A long time later, the kindly professor, Govindaraja, explained to her what had happened in the world outside that police station. The Indian secret service, Research and Analysis Wing, had flashed the information to the CIA of the Americans, and MI5 of the British. All flights across the Atlantic had been cancelled immediately and the American Transportation Security Administration put passengers at terminals into holding pens and made them vomit. She was also shown video clips of New York's JFK airport awash in vomit with CNN reporters wearing masks as they brought in the news. At Heathrow airport in London, Muslim babies' tummies were squeezed by the police till they bawled and were declared harmless. A group of pudgy-faced Algerian children were wrestled to the ground at the Louvre Museum in Paris by agents of the Sūreté before they could burn the famous Mona Lisa painting. All airlines were issued strict instructions by the Department of Homeland Security that no one was to be permitted on board wearing silk clothing or shoes, and all wooden articles were also put on the forbidden list. Airplanes were called back to have carpeting ripped out of them, the delay causing airlines several billion dollars of loss. Barefoot passengers said bravely they were willing to put up with any inconvenience for the sake of safety, while families of aged passengers who died of pneumonia were tight-lipped as they collected the insurance.
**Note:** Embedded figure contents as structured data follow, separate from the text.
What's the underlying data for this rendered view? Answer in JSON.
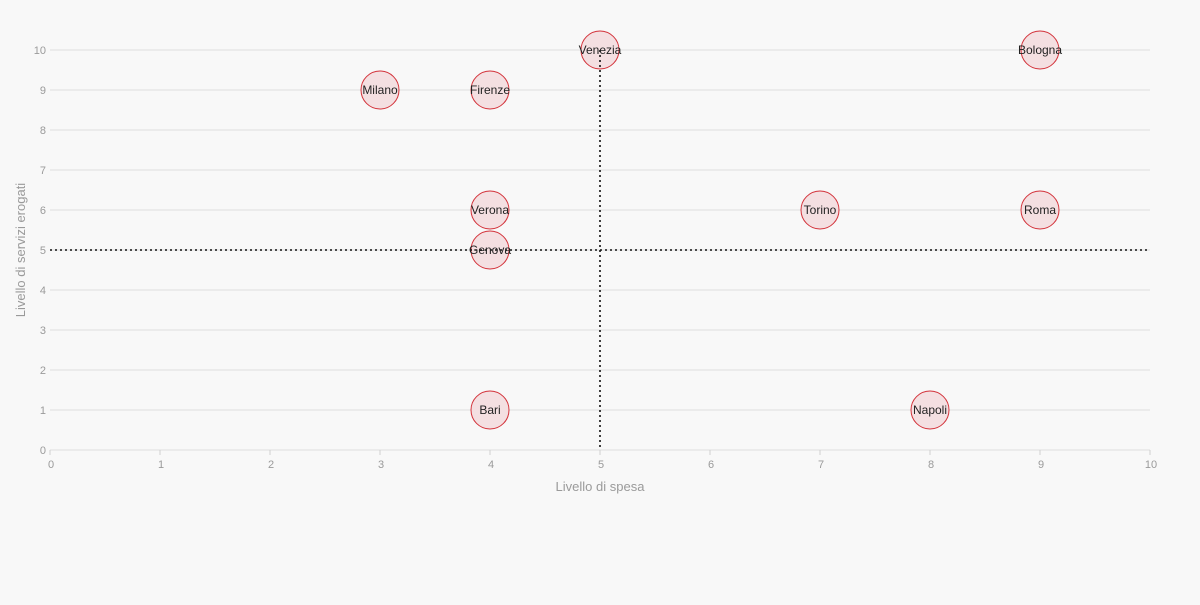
{
  "chart_data": {
    "type": "scatter",
    "title": "",
    "xlabel": "Livello di spesa",
    "ylabel": "Livello di servizi erogati",
    "xlim": [
      0,
      10
    ],
    "ylim": [
      0,
      10
    ],
    "x_ticks": [
      "0",
      "1",
      "2",
      "3",
      "4",
      "5",
      "6",
      "7",
      "8",
      "9",
      "10"
    ],
    "y_ticks": [
      "0",
      "1",
      "2",
      "3",
      "4",
      "5",
      "6",
      "7",
      "8",
      "9",
      "10"
    ],
    "grid": "horizontal",
    "reference_lines": {
      "x": 5,
      "y": 5,
      "style": "dotted"
    },
    "colors": {
      "marker_fill": "#f4dfe1",
      "marker_stroke": "#d3323a",
      "label": "#222222"
    },
    "points": [
      {
        "label": "Venezia",
        "x": 5,
        "y": 10
      },
      {
        "label": "Bologna",
        "x": 9,
        "y": 10
      },
      {
        "label": "Milano",
        "x": 3,
        "y": 9
      },
      {
        "label": "Firenze",
        "x": 4,
        "y": 9
      },
      {
        "label": "Verona",
        "x": 4,
        "y": 6
      },
      {
        "label": "Torino",
        "x": 7,
        "y": 6
      },
      {
        "label": "Roma",
        "x": 9,
        "y": 6
      },
      {
        "label": "Genova",
        "x": 4,
        "y": 5
      },
      {
        "label": "Bari",
        "x": 4,
        "y": 1
      },
      {
        "label": "Napoli",
        "x": 8,
        "y": 1
      }
    ]
  }
}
Ramulamma was quietly released several weeks later when the worldwide scare died down. She was dazed for a few weeks, then recouped with her usual resilience. She asked after Saleem, but no one knew, no one wanted to talk about him, even Attar Saipu, who just waved her away and bent once again to read the Quran. Asking professor Govindaraja during a visit to Hyderabad she learnt that scientists had conducted exhaustive tests to prove that such explosions were not possible without the addition of other vital elements to the deadly mixture. So that was it, all a huge waste because a sick boy's madness was taken seriously by the police. Surely, they knew he was mad? Yes, but they never took chances, and thought his madness would lead him to be an informer through whom they could reel in the whole network.
Months later, just by chance she saw Saleem at a cycle repair shop. He came over quickly, smiling, as if nothing had happened. Concerned, she asked him how he was, and tried to see if he bore any marks of torture. But he bent down and whispered: " The secret is in the attar!"